Low-overhead access to the memory space of a traced process is a major challenge when using a user-space tracer. I have devoted a few posts to mechanisms that allow us access a traced process's memory with low overhead. My last post on low-overhead memory access suggests using FIFOs. However, FIFOs have a limitation: size of FIFOs is often small and not configurable without recompiling the Linux kernel. For example, it is 4KB in Ubuntu 8.10. This means that multiple iterations of FIFOs are needed to transfer buffers whose sizes are larger than 4KB. Each iteration needs multiple context switches which increase the overhead.

Recently, I replaced the FIFOs by shared memory and obtained very good results. Shared memory size is by default several mega bytes (use "cat /proc/sys/kernel/shmmax" in Linux to see its default size). The default size is more than enough to read system call arguments from traced processes and to write back system call results to the processes.
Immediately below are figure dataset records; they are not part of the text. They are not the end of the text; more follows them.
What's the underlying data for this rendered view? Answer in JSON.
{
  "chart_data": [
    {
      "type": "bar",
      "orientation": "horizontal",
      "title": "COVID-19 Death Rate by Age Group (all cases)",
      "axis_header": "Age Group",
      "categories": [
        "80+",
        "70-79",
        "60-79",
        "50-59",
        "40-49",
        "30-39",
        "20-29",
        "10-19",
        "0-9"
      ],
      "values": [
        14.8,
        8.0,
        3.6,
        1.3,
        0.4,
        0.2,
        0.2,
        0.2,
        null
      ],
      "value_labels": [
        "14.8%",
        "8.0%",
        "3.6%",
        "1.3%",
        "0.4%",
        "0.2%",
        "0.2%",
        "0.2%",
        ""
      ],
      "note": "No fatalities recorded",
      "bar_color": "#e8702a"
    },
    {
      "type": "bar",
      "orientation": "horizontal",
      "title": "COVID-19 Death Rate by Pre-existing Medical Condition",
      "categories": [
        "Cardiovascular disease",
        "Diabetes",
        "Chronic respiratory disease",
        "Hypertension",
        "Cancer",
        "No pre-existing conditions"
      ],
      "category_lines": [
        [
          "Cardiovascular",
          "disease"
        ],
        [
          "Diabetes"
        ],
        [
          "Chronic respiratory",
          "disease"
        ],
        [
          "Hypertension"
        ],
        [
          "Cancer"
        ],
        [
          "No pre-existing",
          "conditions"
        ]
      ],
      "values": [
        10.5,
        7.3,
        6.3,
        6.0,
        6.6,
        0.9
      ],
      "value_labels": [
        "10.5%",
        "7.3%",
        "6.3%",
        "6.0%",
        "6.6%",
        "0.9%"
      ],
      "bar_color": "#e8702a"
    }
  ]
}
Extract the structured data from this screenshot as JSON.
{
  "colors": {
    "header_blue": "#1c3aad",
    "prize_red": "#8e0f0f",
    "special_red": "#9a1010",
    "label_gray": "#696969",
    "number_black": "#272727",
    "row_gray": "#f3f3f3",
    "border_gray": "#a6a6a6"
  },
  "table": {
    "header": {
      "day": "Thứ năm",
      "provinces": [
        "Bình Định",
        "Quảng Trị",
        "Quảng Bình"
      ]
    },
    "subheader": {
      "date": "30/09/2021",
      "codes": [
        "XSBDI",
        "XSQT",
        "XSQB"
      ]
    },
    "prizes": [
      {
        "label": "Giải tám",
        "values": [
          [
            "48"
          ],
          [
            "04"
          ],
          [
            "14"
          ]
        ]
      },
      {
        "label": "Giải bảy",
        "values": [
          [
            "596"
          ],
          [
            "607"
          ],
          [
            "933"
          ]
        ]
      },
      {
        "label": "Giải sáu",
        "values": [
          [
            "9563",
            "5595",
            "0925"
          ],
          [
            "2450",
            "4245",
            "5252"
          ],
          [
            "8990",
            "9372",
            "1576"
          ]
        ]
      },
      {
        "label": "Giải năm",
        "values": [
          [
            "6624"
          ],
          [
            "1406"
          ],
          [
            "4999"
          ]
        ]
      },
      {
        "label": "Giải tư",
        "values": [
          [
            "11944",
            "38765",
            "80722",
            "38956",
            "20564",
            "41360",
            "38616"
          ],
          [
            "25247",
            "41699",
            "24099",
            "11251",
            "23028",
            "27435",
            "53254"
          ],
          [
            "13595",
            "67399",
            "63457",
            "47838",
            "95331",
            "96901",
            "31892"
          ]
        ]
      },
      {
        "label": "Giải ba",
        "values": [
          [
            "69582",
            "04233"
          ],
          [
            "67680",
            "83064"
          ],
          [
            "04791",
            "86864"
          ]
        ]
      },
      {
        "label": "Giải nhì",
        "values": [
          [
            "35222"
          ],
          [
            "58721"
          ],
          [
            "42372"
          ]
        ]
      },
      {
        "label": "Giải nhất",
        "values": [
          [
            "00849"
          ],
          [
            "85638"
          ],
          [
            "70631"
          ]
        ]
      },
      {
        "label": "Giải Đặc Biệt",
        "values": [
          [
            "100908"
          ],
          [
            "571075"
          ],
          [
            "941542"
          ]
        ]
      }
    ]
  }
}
Similar to FIFOs, the downside of using shared memory is the security risk, since any process can connect to them and try to access their contents. However, each shared memory block has a key and processes are allowed to attach a block only if they have the correct key. When we create shared memory blocks, their permissions are set so that only the user who has executed the monitor can read from or write to them. Therefore, the risk is limited to the case of a malicious program that is executed in the context of the same user or a super user. Both cases would be possible only when the system is already compromised.

Evaluating performance of shared memory versus FIFOs versus ptrace, I observed that shared memory is about 20 times faster than FIFOs and 900 faster than ptrace when transferring a 128KB buffer.